Only the region's timber mills consume more electricity than operations run by Northwest food manufacturers.
But food makers plan to use a lot less. Food makers and the Department of Energy will work together over the next ten years to cut electricity use by 25 percent.
Sergio Dias, with the Northwest Energy Efficiency Alliance, helped broker the voluntary agreement. He says the next step is to figure out how to meet that goal.
Sergio Dias: "How do we measure this, how do we track it? How do we collect data so that we know what projects to work on? How do we know if freezing is where we should start, or canning is where we should start?"
Food industry leaders say the right answers will come with help from energy experts.
Doug Kaempf is a top federal energy administrator who flew out from D-C to witness this agreement.
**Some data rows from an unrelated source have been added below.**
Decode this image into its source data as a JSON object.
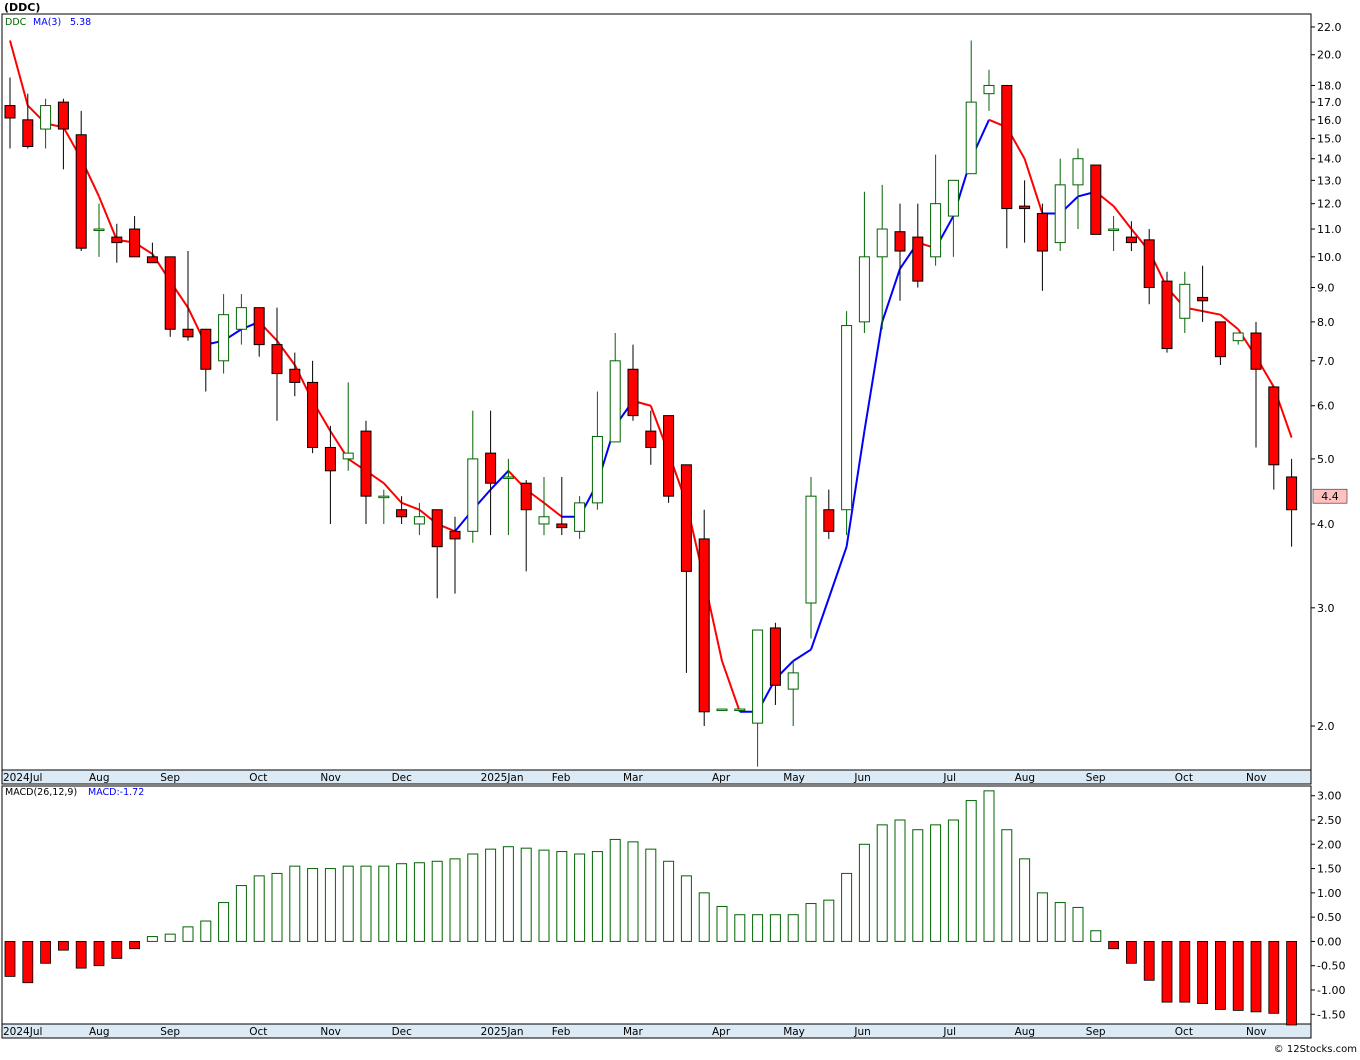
{
  "title": "(DDC)",
  "legend": {
    "ticker": "DDC",
    "ma_label": "MA(3)",
    "ma_value": "5.38"
  },
  "macd_legend": {
    "params": "MACD(26,12,9)",
    "value": "MACD:-1.72"
  },
  "last_price_label": "4.4",
  "watermark": "© 12Stocks.com",
  "colors": {
    "up": "#006400",
    "down": "#ff0000",
    "ma_up": "#0000ff",
    "ma_down": "#ff0000",
    "grid": "#a0a0a0",
    "axis_bar": "#dbeaf5"
  },
  "chart_data": [
    {
      "type": "candlestick",
      "scale": "log",
      "ylim": [
        1.72,
        23.0
      ],
      "y_ticks": [
        "2.0",
        "3.0",
        "4.0",
        "5.0",
        "6.0",
        "7.0",
        "8.0",
        "9.0",
        "10.0",
        "11.0",
        "12.0",
        "13.0",
        "14.0",
        "15.0",
        "16.0",
        "17.0",
        "18.0",
        "20.0",
        "22.0"
      ],
      "x_labels": [
        {
          "label": "2024Jul",
          "week": 0
        },
        {
          "label": "Aug",
          "week": 5
        },
        {
          "label": "Sep",
          "week": 9
        },
        {
          "label": "Oct",
          "week": 14
        },
        {
          "label": "Nov",
          "week": 18
        },
        {
          "label": "Dec",
          "week": 22
        },
        {
          "label": "2025Jan",
          "week": 27
        },
        {
          "label": "Feb",
          "week": 31
        },
        {
          "label": "Mar",
          "week": 35
        },
        {
          "label": "Apr",
          "week": 40
        },
        {
          "label": "May",
          "week": 44
        },
        {
          "label": "Jun",
          "week": 48
        },
        {
          "label": "Jul",
          "week": 53
        },
        {
          "label": "Aug",
          "week": 57
        },
        {
          "label": "Sep",
          "week": 61
        },
        {
          "label": "Oct",
          "week": 66
        },
        {
          "label": "Nov",
          "week": 70
        }
      ],
      "candles": [
        [
          16.8,
          18.5,
          14.5,
          16.1
        ],
        [
          16.0,
          17.5,
          14.5,
          14.6
        ],
        [
          15.5,
          17.2,
          14.5,
          16.8
        ],
        [
          17.0,
          17.2,
          13.5,
          15.5
        ],
        [
          15.2,
          16.5,
          10.2,
          10.3
        ],
        [
          11.0,
          12.0,
          10.0,
          11.0
        ],
        [
          10.7,
          11.2,
          9.8,
          10.5
        ],
        [
          11.0,
          11.5,
          10.0,
          10.0
        ],
        [
          10.0,
          10.5,
          9.8,
          9.8
        ],
        [
          10.0,
          10.0,
          7.6,
          7.8
        ],
        [
          7.8,
          10.2,
          7.5,
          7.6
        ],
        [
          7.8,
          7.8,
          6.3,
          6.8
        ],
        [
          7.0,
          8.8,
          6.7,
          8.2
        ],
        [
          7.8,
          8.8,
          7.4,
          8.4
        ],
        [
          8.4,
          8.4,
          7.1,
          7.4
        ],
        [
          7.4,
          8.4,
          5.7,
          6.7
        ],
        [
          6.8,
          7.2,
          6.2,
          6.5
        ],
        [
          6.5,
          7.0,
          5.1,
          5.2
        ],
        [
          5.2,
          5.6,
          4.0,
          4.8
        ],
        [
          5.0,
          6.5,
          4.8,
          5.1
        ],
        [
          5.5,
          5.7,
          4.0,
          4.4
        ],
        [
          4.4,
          4.5,
          4.0,
          4.4
        ],
        [
          4.2,
          4.4,
          4.0,
          4.1
        ],
        [
          4.0,
          4.3,
          3.85,
          4.1
        ],
        [
          4.2,
          4.2,
          3.1,
          3.7
        ],
        [
          3.9,
          4.1,
          3.15,
          3.8
        ],
        [
          3.9,
          5.9,
          3.75,
          5.0
        ],
        [
          5.1,
          5.9,
          3.85,
          4.6
        ],
        [
          4.7,
          5.0,
          3.85,
          4.7
        ],
        [
          4.6,
          4.65,
          3.4,
          4.2
        ],
        [
          4.0,
          4.7,
          3.85,
          4.1
        ],
        [
          4.0,
          4.7,
          3.85,
          3.95
        ],
        [
          3.9,
          4.4,
          3.8,
          4.3
        ],
        [
          4.3,
          6.3,
          4.2,
          5.4
        ],
        [
          5.3,
          7.7,
          5.3,
          7.0
        ],
        [
          6.8,
          7.4,
          5.7,
          5.8
        ],
        [
          5.5,
          5.9,
          4.9,
          5.2
        ],
        [
          5.8,
          5.8,
          4.3,
          4.4
        ],
        [
          4.9,
          4.9,
          2.4,
          3.4
        ],
        [
          3.8,
          4.2,
          2.0,
          2.1
        ],
        [
          2.12,
          2.12,
          2.12,
          2.12
        ],
        [
          2.12,
          2.12,
          2.1,
          2.12
        ],
        [
          2.02,
          2.78,
          1.74,
          2.78
        ],
        [
          2.8,
          2.85,
          2.15,
          2.3
        ],
        [
          2.27,
          2.5,
          2.0,
          2.4
        ],
        [
          3.05,
          4.7,
          2.7,
          4.4
        ],
        [
          4.2,
          4.5,
          3.8,
          3.9
        ],
        [
          4.2,
          8.3,
          3.85,
          7.9
        ],
        [
          8.0,
          12.5,
          7.7,
          10.0
        ],
        [
          10.0,
          12.8,
          7.8,
          11.0
        ],
        [
          10.9,
          12.0,
          8.6,
          10.2
        ],
        [
          10.7,
          12.0,
          9.0,
          9.2
        ],
        [
          10.0,
          14.2,
          9.7,
          12.0
        ],
        [
          11.5,
          13.0,
          10.0,
          13.0
        ],
        [
          13.3,
          21.0,
          13.3,
          17.0
        ],
        [
          17.5,
          19.0,
          16.5,
          18.0
        ],
        [
          18.0,
          18.0,
          10.3,
          11.8
        ],
        [
          11.9,
          13.0,
          10.5,
          11.8
        ],
        [
          11.6,
          12.0,
          8.9,
          10.2
        ],
        [
          10.5,
          14.0,
          10.2,
          12.8
        ],
        [
          12.8,
          14.5,
          11.0,
          14.0
        ],
        [
          13.7,
          13.7,
          10.8,
          10.8
        ],
        [
          11.0,
          11.5,
          10.2,
          11.0
        ],
        [
          10.7,
          11.3,
          10.2,
          10.5
        ],
        [
          10.6,
          11.0,
          8.5,
          9.0
        ],
        [
          9.2,
          9.5,
          7.2,
          7.3
        ],
        [
          8.1,
          9.5,
          7.7,
          9.1
        ],
        [
          8.7,
          9.7,
          8.0,
          8.6
        ],
        [
          8.0,
          8.0,
          6.9,
          7.1
        ],
        [
          7.5,
          7.7,
          7.4,
          7.7
        ],
        [
          7.7,
          8.0,
          5.2,
          6.8
        ],
        [
          6.4,
          6.4,
          4.5,
          4.9
        ],
        [
          4.7,
          5.0,
          3.7,
          4.2
        ]
      ],
      "ma3": [
        21.0,
        16.8,
        15.8,
        15.6,
        14.0,
        12.3,
        10.6,
        10.5,
        10.1,
        9.2,
        8.4,
        7.4,
        7.5,
        7.8,
        8.0,
        7.5,
        6.9,
        6.1,
        5.5,
        5.0,
        4.8,
        4.6,
        4.3,
        4.2,
        4.0,
        3.9,
        4.2,
        4.5,
        4.8,
        4.5,
        4.3,
        4.1,
        4.1,
        4.6,
        5.6,
        6.1,
        6.0,
        5.1,
        4.3,
        3.3,
        2.5,
        2.1,
        2.1,
        2.35,
        2.5,
        2.6,
        3.1,
        3.7,
        5.5,
        8.0,
        9.6,
        10.5,
        10.3,
        11.5,
        14.0,
        16.0,
        15.6,
        14.0,
        11.6,
        11.6,
        12.3,
        12.5,
        11.9,
        11.0,
        10.2,
        9.0,
        8.4,
        8.3,
        8.2,
        7.8,
        7.1,
        6.4,
        5.38
      ],
      "macd_ylim": [
        -1.7,
        3.2
      ],
      "macd_ticks": [
        "3.00",
        "2.50",
        "2.00",
        "1.50",
        "1.00",
        "0.50",
        "0.00",
        "-0.50",
        "-1.00",
        "-1.50"
      ],
      "macd": [
        -0.72,
        -0.85,
        -0.45,
        -0.18,
        -0.55,
        -0.5,
        -0.35,
        -0.15,
        0.1,
        0.15,
        0.3,
        0.42,
        0.8,
        1.15,
        1.35,
        1.4,
        1.55,
        1.5,
        1.5,
        1.55,
        1.55,
        1.55,
        1.6,
        1.62,
        1.65,
        1.7,
        1.8,
        1.9,
        1.95,
        1.92,
        1.88,
        1.85,
        1.8,
        1.85,
        2.1,
        2.05,
        1.9,
        1.65,
        1.35,
        1.0,
        0.72,
        0.55,
        0.55,
        0.55,
        0.55,
        0.78,
        0.85,
        1.4,
        2.0,
        2.4,
        2.5,
        2.3,
        2.4,
        2.5,
        2.9,
        3.1,
        2.3,
        1.7,
        1.0,
        0.8,
        0.7,
        0.22,
        -0.15,
        -0.45,
        -0.8,
        -1.25,
        -1.25,
        -1.28,
        -1.4,
        -1.42,
        -1.45,
        -1.48,
        -1.72
      ]
    }
  ]
}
He sees the Department of Energy offering money and answering questions. But he also says the food makers to keep their eye on the big picture:
Doug Kaempf: "What are they going to look like in 20 years? And I ask them, 'are you going to be in business in the U-S in ten years?'. Those are real good questions to ask."
Jim Root: "The answer is an emphatic 'yes'."
Food producer Jim Root says Oregon's geography is a blessing and a curse. On one hand, he says Oregon has excellent soils for growing food.
Jim Root: "On the other hand, we sit in a location quite distant from our global marketplace. And hence there's a very large energy component to what we do."
That large energy component helped drive food producers to seek that 25 percent efficiency goal.
Industrial leaders, though, are wary of some government efforts to mandate energy conservation - especially if that mandate comes from the state or regional level.